The parliamentary library, located near the National Council of Provinces, escaped damage, but the fire services could not confirm that the same applied to the parliamentary basement, where an extensive art collection is housed.
The fire services department hoped that they could finally withdraw from the scene in the afternoon.
The Directorate for Priority Crime Investigation (the Hawks) confirmed that a 49-year-old suspect arrested on Sunday at the parliamentary precinct would appear in court on Tuesday (4 January) on charges of house-breaking, theft and arson.
It was not clear at this stage whether police were looking for accomplices.
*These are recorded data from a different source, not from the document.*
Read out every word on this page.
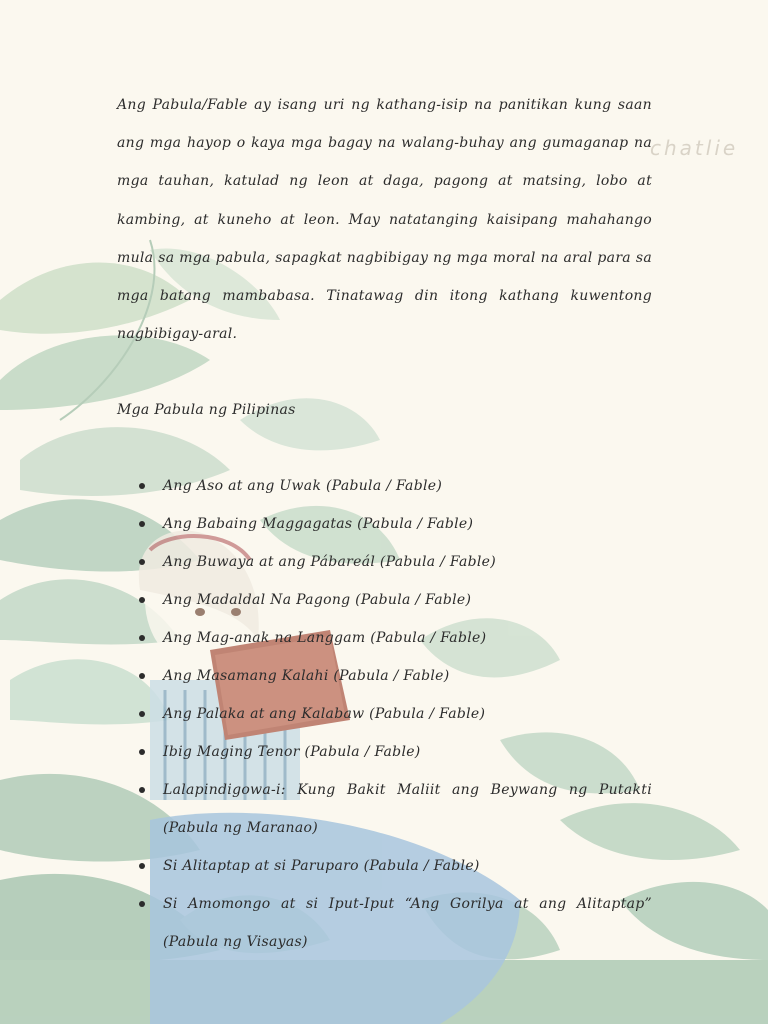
chatlie

Ang Pabula/Fable ay isang uri ng kathang-isip na panitikan kung saan ang mga hayop o kaya mga bagay na walang-buhay ang gumaganap na mga tauhan, katulad ng leon at daga, pagong at matsing, lobo at kambing, at kuneho at leon. May natatanging kaisipang mahahango mula sa mga pabula, sapagkat nagbibigay ng mga moral na aral para sa mga batang mambabasa. Tinatawag din itong kathang kuwentong nagbibigay-aral.

Mga Pabula ng Pilipinas

Ang Aso at ang Uwak (Pabula / Fable)
Ang Babaing Maggagatas (Pabula / Fable)
Ang Buwaya at ang Pábareál (Pabula / Fable)
Ang Madaldal Na Pagong (Pabula / Fable)
Ang Mag-anak na Langgam (Pabula / Fable)
Ang Masamang Kalahi (Pabula / Fable)
Ang Palaka at ang Kalabaw (Pabula / Fable)
Ibig Maging Tenor (Pabula / Fable)
Lalapindigowa-i: Kung Bakit Maliit ang Beywang ng Putakti (Pabula ng Maranao)
Si Alitaptap at si Paruparo (Pabula / Fable)
Si Amomongo at si Iput-Iput “Ang Gorilya at ang Alitaptap” (Pabula ng Visayas)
Mapisa-Nqakula and the chairperson of the National Council of Provinces Amos Masondo cautioned against “speculation and encouraged everyone to afford the law enforcement authorities space to investigate and provide the much-needed conclusive information”.
Meanwhile, parliament gave assurances it would limit possible disruptions to the business of the legislature following the fire. It said President Cyril Ramaphosa’s state of the nation address and the tabling of the national budget next month would still go ahead. These events are likely to take place at a different venue.
Mapisa-Nqakula and Masondo were both expected to meet with officials including Public Works Minister Patricia de Lille on Monday to discuss the fire.